Friday, September 01, 2006

Thoughts on the Trinity

I got a letter a while ago asking me to give a clearer presentation of the triune nature of God because my paraphrase of Anselm's hypothesis was a bit obscure. Well, I'm not sure that is something I can do any better, but the letter got me thinking about whether there is anything more I can say about the topic. And, come to think of it, there are a few things I'd like to add.

First, I'd like to take care of a very silly idea. I think there are some people who believe that the idea of the Trinity was conjured up out of whole cloth by the church for some nefarious reason. This is pure nonsense. I mean, what possible purpose would be served by that? Could it be to make the idea of God more explicable to people, thereby making the church more appealing to people?

Ha! Anybody who thinks the doctrine of the Trinity makes things easier to understand obviously has no clue what it is. I mean, come on! The doctrine is that God is one essence, but three persons, each of whom is fully God. That's supposed to be easy to understand? I don't think so!
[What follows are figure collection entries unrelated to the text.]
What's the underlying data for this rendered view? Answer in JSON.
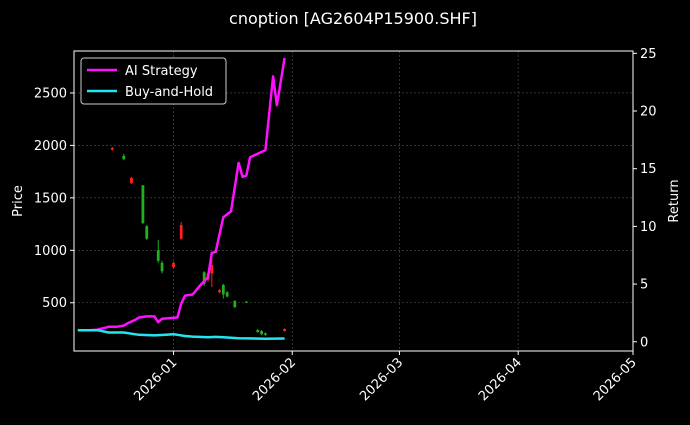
{
  "chart_data": {
    "type": "line",
    "title": "cnoption [AG2604P15900.SHF]",
    "xlabel": "",
    "ylabel_left": "Price",
    "ylabel_right": "Return",
    "x_ticks": [
      "2026-01",
      "2026-02",
      "2026-03",
      "2026-04",
      "2026-05"
    ],
    "y_left_ticks": [
      500,
      1000,
      1500,
      2000,
      2500
    ],
    "y_right_ticks": [
      0,
      5,
      10,
      15,
      20,
      25
    ],
    "y_left_range": [
      40,
      2900
    ],
    "y_right_range": [
      -0.8,
      25.2
    ],
    "x_range": [
      "2025-12-06",
      "2026-05-01"
    ],
    "grid": true,
    "legend_position": "top-left",
    "colors": {
      "background": "#000000",
      "up": "#ff2020",
      "down": "#22b022",
      "ai": "#ff10ff",
      "bh": "#22e5f0",
      "grid": "#555555"
    },
    "series": [
      {
        "name": "AI Strategy",
        "axis": "right",
        "color": "#ff10ff",
        "points": [
          [
            "2025-12-07",
            1.0
          ],
          [
            "2025-12-10",
            1.0
          ],
          [
            "2025-12-12",
            1.05
          ],
          [
            "2025-12-14",
            1.2
          ],
          [
            "2025-12-15",
            1.3
          ],
          [
            "2025-12-17",
            1.3
          ],
          [
            "2025-12-19",
            1.4
          ],
          [
            "2025-12-20",
            1.6
          ],
          [
            "2025-12-22",
            1.9
          ],
          [
            "2025-12-23",
            2.1
          ],
          [
            "2025-12-25",
            2.2
          ],
          [
            "2025-12-27",
            2.2
          ],
          [
            "2025-12-28",
            1.7
          ],
          [
            "2025-12-29",
            2.0
          ],
          [
            "2026-01-02",
            2.1
          ],
          [
            "2026-01-03",
            3.3
          ],
          [
            "2026-01-04",
            4.0
          ],
          [
            "2026-01-06",
            4.1
          ],
          [
            "2026-01-08",
            4.9
          ],
          [
            "2026-01-10",
            5.6
          ],
          [
            "2026-01-11",
            7.7
          ],
          [
            "2026-01-12",
            7.8
          ],
          [
            "2026-01-14",
            10.8
          ],
          [
            "2026-01-16",
            11.3
          ],
          [
            "2026-01-18",
            15.5
          ],
          [
            "2026-01-19",
            14.3
          ],
          [
            "2026-01-20",
            14.4
          ],
          [
            "2026-01-21",
            16.0
          ],
          [
            "2026-01-25",
            16.6
          ],
          [
            "2026-01-27",
            23.0
          ],
          [
            "2026-01-28",
            20.5
          ],
          [
            "2026-01-30",
            24.6
          ]
        ]
      },
      {
        "name": "Buy-and-Hold",
        "axis": "right",
        "color": "#22e5f0",
        "points": [
          [
            "2025-12-07",
            1.0
          ],
          [
            "2025-12-12",
            1.0
          ],
          [
            "2025-12-13",
            0.95
          ],
          [
            "2025-12-15",
            0.8
          ],
          [
            "2025-12-19",
            0.8
          ],
          [
            "2025-12-21",
            0.7
          ],
          [
            "2025-12-23",
            0.6
          ],
          [
            "2025-12-27",
            0.55
          ],
          [
            "2025-12-30",
            0.6
          ],
          [
            "2026-01-01",
            0.65
          ],
          [
            "2026-01-02",
            0.6
          ],
          [
            "2026-01-04",
            0.5
          ],
          [
            "2026-01-06",
            0.45
          ],
          [
            "2026-01-10",
            0.4
          ],
          [
            "2026-01-12",
            0.42
          ],
          [
            "2026-01-14",
            0.4
          ],
          [
            "2026-01-18",
            0.3
          ],
          [
            "2026-01-25",
            0.27
          ],
          [
            "2026-01-30",
            0.28
          ]
        ]
      }
    ],
    "candles": [
      {
        "date": "2025-12-16",
        "open": 1960,
        "close": 1975,
        "high": 1985,
        "low": 1950
      },
      {
        "date": "2025-12-19",
        "open": 1900,
        "close": 1870,
        "high": 1920,
        "low": 1860
      },
      {
        "date": "2025-12-21",
        "open": 1640,
        "close": 1690,
        "high": 1700,
        "low": 1630
      },
      {
        "date": "2025-12-24",
        "open": 1620,
        "close": 1260,
        "high": 1620,
        "low": 1250
      },
      {
        "date": "2025-12-25",
        "open": 1230,
        "close": 1110,
        "high": 1240,
        "low": 1100
      },
      {
        "date": "2025-12-28",
        "open": 1000,
        "close": 900,
        "high": 1100,
        "low": 880
      },
      {
        "date": "2025-12-29",
        "open": 880,
        "close": 800,
        "high": 900,
        "low": 780
      },
      {
        "date": "2026-01-01",
        "open": 840,
        "close": 880,
        "high": 890,
        "low": 830
      },
      {
        "date": "2026-01-03",
        "open": 1110,
        "close": 1240,
        "high": 1270,
        "low": 1100
      },
      {
        "date": "2026-01-09",
        "open": 790,
        "close": 680,
        "high": 800,
        "low": 660
      },
      {
        "date": "2026-01-10",
        "open": 720,
        "close": 780,
        "high": 790,
        "low": 700
      },
      {
        "date": "2026-01-11",
        "open": 780,
        "close": 860,
        "high": 960,
        "low": 650
      },
      {
        "date": "2026-01-13",
        "open": 600,
        "close": 620,
        "high": 630,
        "low": 590
      },
      {
        "date": "2026-01-14",
        "open": 670,
        "close": 580,
        "high": 680,
        "low": 540
      },
      {
        "date": "2026-01-15",
        "open": 600,
        "close": 560,
        "high": 610,
        "low": 550
      },
      {
        "date": "2026-01-17",
        "open": 520,
        "close": 460,
        "high": 520,
        "low": 450
      },
      {
        "date": "2026-01-20",
        "open": 510,
        "close": 505,
        "high": 515,
        "low": 500
      },
      {
        "date": "2026-01-23",
        "open": 240,
        "close": 220,
        "high": 250,
        "low": 215
      },
      {
        "date": "2026-01-24",
        "open": 230,
        "close": 200,
        "high": 240,
        "low": 190
      },
      {
        "date": "2026-01-25",
        "open": 210,
        "close": 195,
        "high": 215,
        "low": 185
      },
      {
        "date": "2026-01-30",
        "open": 230,
        "close": 250,
        "high": 255,
        "low": 225
      }
    ]
  }
}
No, Christians do not hold this view because it makes God easier to explain, for the very simple reason that it makes God harder to explain. The church believes this for the same reason scientists hold their views - the evidence supports it. The scientist's source of evidence is the environment; the Christian's is the Bible.

But perhaps it was just some goofy idea that crept in somehow and eventually just kind of became set, like concrete, as a doctrine.

That's really hard to accept. Both the Roman Catholic and Orthodox churchs accepted (and accept) the doctrine, and when the Protestant Church broke away from the Roman church it threw out parts of Roman Catholic doctrine that it believed didn't reflect the Bible, but it held on to the difficult doctrine of the Trinity.

Why? Well, it certainly wasn't because the uncompromising Luther and Calvin and Zwingli had suddenly decided not to upset the Roman Catholic Church. No, they accepted the Trinity because they saw it in the Bible.

Okay, on to my main point.

At the edges of human perception things get very weird.

On a small scale, subatomic particles act in ways that - at least to me - are inexplicable, and on the grand scale the universe has attributes that are equally inexplicable. For example, if the universe is - in a sense - an expanding ball, what is on the outside of that ball? My mind screams that it's gotta be open space, but if I'm understanding the explanations, there's not even that. Very weird.

Then what is God like, who is in many ways beyond the edges of our perception?

I can only imagine that in many ways he is utterly beyond our comprehension. So if the environment we are a part of is so difficult for us to understand, why in the world should we imagine that the fullness of God should be easily understood by a fifth grade math student - or a PhD for that matter?

Further, the concept of the Trinity revolves around numbers (one and three), but the thing to remember is that God created numbers and he is not limited by the numbers he made. For example, if someone were to look at the Mona Lisa painting and try to draw conclusions about its creator, Michelangelo, that person might draw some reasonable inferences, but he would be stretching waaaay too far if he concluded that Michelangelo was flat, or that he always wore an enigmatic smile. God is no more limited by his creation than Michelangelo was limited by the attributes of the Mona Lisa.

So because God is so far beyond our understanding and beyond all the laws that govern our universe, the only way to know much about him is to take him at his word, so if you accept that the Bible is God's word to people, that means believing what the Bible says about his nature even if it is as mysterious to you as the curvature of 3D space is to me.

To wrap this up, I'd like to imagine someone asking me how God can be one essence and yet be three distinct persons. I think I would respond with some questions of my own:

Do you believe God is just?

Yes.

Do you believe God is loving?

Yes.

Do you believe God is creative?

Of course!

Alright. Are justice, love and creativity just different names for the same thing?

Well... no. They may be related, but I wouldn't say they are the same.

Okay. What percentage of God is just?

Well, all of him, of course! One hundred percent.

How about loving and creative? What percentage of God is loving and what percentage of God is creative?

All of God is loving and all of God is creative!

Okay, but how can justice, love and creativity (since they are not just different names for the same thing) each make up 100 percent of God? That comes to 300 percent, not 100 percent.

Uhh, I think you're just being silly.

Perhaps I am, but you can see that your view is not really much different from the Christian view of the Trinity. One essence; three attributes, each of which is God in His entirety.


Okay, I don't pretend that this imagined conversation explains the Trinity, but I do think it shows that the philosophical difficulty presented by the Trinity is not a problem unique to Christians. My point with this whole article is simply to say that God is so far beyond what we are capable of imagining that it makes the best sense - if we are Christians and accept the Bible as authoritative - to simply look at the evidence in the Bible and ask ourselves what it teaches about God, and then take God at his word.